Step 4: Brush the entire shoe vigorously using the horsehair shine brush. The point of this is to basically brush off all the excess polish, leaving only a small film on the outside of the shoe.


Step 5: Once you feel comfortable that the entire shoe has been covered and brushed it is time to focus on the toe and heel for extra shine. Dip a cotton ball or pad into some water and squeeze out any excess moisture so it is damp, not dripping. Then get a little polish on the damp cotton. Next apply the polish on the toe and heel of the shoe using small circular motions. Sit back, this is going to take a while.
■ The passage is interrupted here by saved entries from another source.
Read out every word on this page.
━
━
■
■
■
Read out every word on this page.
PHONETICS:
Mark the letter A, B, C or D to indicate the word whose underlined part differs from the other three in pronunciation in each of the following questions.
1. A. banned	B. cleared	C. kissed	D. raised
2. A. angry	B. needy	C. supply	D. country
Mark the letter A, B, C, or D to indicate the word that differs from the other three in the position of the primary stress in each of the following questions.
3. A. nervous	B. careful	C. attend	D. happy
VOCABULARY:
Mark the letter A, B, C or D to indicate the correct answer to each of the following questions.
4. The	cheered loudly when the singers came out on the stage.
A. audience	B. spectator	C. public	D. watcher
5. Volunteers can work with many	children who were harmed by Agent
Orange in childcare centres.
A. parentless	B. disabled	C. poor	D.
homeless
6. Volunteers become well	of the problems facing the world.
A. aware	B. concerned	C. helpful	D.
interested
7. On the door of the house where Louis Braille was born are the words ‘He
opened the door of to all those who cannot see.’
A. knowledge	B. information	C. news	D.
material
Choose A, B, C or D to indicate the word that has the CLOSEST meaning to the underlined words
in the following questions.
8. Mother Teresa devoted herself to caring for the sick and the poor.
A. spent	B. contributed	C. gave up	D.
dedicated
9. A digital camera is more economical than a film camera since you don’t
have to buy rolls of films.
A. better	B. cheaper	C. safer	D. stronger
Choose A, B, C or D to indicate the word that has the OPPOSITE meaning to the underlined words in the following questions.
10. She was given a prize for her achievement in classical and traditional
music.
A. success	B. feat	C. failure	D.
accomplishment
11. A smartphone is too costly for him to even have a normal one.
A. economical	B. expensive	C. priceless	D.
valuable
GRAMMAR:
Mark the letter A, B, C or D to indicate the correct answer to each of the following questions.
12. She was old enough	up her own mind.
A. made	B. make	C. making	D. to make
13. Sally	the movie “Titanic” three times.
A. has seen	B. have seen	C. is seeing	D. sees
Step 6: Repeat Step 5 until you are satisfied with the level of shine. Remember to use a new piece of cotton each time and to remove all excess polish before applying a new coating. Also, the initial shine is the hardest, it should get a bit easier each time you do it. These boots were fairly new and this was my first time giving them a good shine. From start to finish, it took me approximately 45 minutes to get them to the state shown below. Most of this was spent with the cotton pads shining the toe and heel. If I were to come back in a couple weeks it would take me half the time to do the same job.


Building a Shoe Shine Kit:

Before you try to build one, if you have black shoes you can always just buy the one sold on military bases worldwide…and the one I use. It is basic, cheap and has worked for me for 6 years. Here is the link. If, however, you want a nicer kit, different colors of polish, or just like being independent, here are the items you need:


tin of wax polish

horsehair shine brush

shoe polish brush (applicator)

cotton balls

shine cloth

Extra Thoughts:


For those of you who are really hardcore, you can clean up the edges of the sole by purchasing edge dressing. It’s basically black goop that goes around the edge of the sole and makes it look shiny. I’m not a fan of it, but you may feel the urge at some point.